Graph-based methods: Spread labels across a similarity graph built from all samples.
Example:
In text classification with only 1,000 labeled sentences but 100,000 unlabeled, the model learns from both by generating pseudo-labels for the unlabeled ones.
Label propagation → A semi-supervised algorithm that spreads label information from labeled to unlabeled samples through a similarity graph.
Co-training → A semi-supervised method where two models, trained on different “views” of the data, teach each other by labeling unlabeled samples.
Self-Supervised Learning
A paradigm where the model learns general-purpose representations from unlabeled data that can be transferred to downstream tasks with little labeled data – it uses the data’s internal structure to supervise itself, so no manual labels are needed
Typical techniques:
Masking: Predict masked words (BERT) or masked image patches (MAE - Masked Autoencoders).
Generative tasks: Reconstruct missing parts of input (autoencoders, GPT predicting next token).
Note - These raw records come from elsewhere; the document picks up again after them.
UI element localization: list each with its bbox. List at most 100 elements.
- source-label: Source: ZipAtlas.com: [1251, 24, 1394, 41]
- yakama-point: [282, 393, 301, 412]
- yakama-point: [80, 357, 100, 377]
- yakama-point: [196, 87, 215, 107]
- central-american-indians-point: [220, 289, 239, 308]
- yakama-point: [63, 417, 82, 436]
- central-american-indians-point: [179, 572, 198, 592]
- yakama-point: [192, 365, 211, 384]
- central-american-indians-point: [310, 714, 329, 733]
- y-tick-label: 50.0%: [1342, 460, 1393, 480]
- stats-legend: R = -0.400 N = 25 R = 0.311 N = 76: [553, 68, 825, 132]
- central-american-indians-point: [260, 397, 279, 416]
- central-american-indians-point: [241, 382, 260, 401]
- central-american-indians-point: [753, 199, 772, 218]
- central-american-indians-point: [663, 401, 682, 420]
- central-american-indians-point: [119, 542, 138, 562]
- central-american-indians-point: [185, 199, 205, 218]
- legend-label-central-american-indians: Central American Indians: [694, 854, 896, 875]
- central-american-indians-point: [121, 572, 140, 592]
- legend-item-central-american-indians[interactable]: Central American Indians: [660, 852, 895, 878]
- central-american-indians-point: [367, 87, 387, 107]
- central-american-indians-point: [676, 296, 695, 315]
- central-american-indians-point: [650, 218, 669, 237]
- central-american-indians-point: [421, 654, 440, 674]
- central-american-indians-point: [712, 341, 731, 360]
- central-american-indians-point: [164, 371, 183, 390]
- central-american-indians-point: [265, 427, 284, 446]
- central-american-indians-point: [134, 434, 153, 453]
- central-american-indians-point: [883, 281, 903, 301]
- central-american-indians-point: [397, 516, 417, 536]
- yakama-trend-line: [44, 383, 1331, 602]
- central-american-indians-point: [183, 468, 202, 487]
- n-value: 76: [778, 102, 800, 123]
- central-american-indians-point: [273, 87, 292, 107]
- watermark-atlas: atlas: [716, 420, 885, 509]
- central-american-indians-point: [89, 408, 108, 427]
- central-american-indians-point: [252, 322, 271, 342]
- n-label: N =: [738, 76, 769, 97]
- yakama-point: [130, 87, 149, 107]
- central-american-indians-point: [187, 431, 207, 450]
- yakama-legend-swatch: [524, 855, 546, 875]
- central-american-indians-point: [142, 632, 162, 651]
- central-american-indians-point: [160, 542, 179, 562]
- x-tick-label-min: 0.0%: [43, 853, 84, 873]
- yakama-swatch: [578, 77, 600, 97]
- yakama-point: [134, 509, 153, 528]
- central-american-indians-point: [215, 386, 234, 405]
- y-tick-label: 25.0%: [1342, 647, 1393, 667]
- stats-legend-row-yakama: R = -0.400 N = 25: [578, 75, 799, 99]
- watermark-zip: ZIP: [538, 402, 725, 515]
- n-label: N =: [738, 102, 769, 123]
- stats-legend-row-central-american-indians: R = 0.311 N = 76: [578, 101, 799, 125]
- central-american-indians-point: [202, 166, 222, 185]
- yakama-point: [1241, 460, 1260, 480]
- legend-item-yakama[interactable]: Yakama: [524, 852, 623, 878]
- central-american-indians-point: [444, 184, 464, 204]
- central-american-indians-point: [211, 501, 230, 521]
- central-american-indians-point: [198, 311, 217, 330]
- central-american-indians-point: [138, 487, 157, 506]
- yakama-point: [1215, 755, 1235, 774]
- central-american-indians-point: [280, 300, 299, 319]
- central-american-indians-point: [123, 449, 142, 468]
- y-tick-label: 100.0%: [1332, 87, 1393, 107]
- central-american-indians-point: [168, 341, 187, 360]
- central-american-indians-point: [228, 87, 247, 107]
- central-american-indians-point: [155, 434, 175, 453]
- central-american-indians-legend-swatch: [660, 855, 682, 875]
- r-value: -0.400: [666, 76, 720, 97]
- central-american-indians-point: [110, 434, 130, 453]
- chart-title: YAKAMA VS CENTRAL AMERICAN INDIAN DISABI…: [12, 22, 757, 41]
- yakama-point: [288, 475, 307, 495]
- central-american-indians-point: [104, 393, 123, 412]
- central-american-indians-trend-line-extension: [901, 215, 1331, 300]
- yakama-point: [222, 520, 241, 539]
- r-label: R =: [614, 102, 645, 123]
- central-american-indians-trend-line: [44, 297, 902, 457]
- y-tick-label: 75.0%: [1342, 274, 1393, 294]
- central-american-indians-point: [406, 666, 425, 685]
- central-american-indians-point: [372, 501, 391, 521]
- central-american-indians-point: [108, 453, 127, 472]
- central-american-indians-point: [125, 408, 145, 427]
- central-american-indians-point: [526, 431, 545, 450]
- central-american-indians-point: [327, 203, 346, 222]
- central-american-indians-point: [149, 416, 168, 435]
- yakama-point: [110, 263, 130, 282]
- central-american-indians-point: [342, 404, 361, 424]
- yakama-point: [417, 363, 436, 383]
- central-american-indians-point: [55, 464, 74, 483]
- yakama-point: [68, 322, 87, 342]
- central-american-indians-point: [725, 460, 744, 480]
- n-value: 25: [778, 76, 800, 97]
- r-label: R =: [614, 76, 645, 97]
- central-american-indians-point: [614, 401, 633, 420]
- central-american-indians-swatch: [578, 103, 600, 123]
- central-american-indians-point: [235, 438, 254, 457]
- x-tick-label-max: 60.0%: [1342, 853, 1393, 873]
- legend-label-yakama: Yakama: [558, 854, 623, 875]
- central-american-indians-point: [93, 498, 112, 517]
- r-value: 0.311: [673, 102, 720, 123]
Contrastive learning: the model learns representations by pulling augmented views of the same sample closer together in embedding space, while pushing different samples further apart.
SimCLR (Simple Framework for Contrastive Learning of Representations) - two augmented versions of same image should map to similar embeddings;
CLIP - images and text caption embeddings are aligned in one embedding space.
Example:
Pretrain BERT by predicting masked words in billions of unlabeled sentences → fine-tune on small labeled task for sentiment classification.Specific methods:
DINO (Self-Distillation with No Labels) → A self-supervised method where a student network learns from a teacher network’s augmented view embeddings without labeled data.
MAE (Masked Autoencoders) → A self-supervised vision method where parts of an image are masked, and the model learns by reconstructing the missing patches.
MoCo (Momentum Contrast) → A self-supervised contrastive learning approach using a momentum-updated encoder and a dynamic memory bank for negative samples.
Autoencoding pretext tasks → Self-supervised tasks where a model learns by reconstructing its input (e.g., denoising autoencoders, masked input reconstruction).
BYOL (Bootstrap Your Own Latent) → A self-supervised method where two networks predict each other’s representations of augmented views, without using negative samples.
Barlow Twins → A self-supervised approach that encourages embeddings of augmented views to be similar while reducing redundancy across feature dimensions.
SwAV (Swapping Assignments between Views) → A self-supervised method that uses clustering: it assigns cluster codes to different augmentations of the same image and trains the model to predict consistent cluster assignments.
Balancing dataset
ADASYN oversampling → A data balancing method that generates synthetic minority-class samples by focusing more on regions where the class is harder to learn.
SMOTE oversampling → A synthetic data generation technique that interpolates new minority-class samples between existing ones to balance class distribution.
Training Strategies
Self-paced learning → A training strategy where the model starts learning from easier examples and gradually incorporates harder ones, akin to curriculum learning
Curriculum learning → A training strategy where data is presented in increasing order of difficulty, mimicking human learning progression.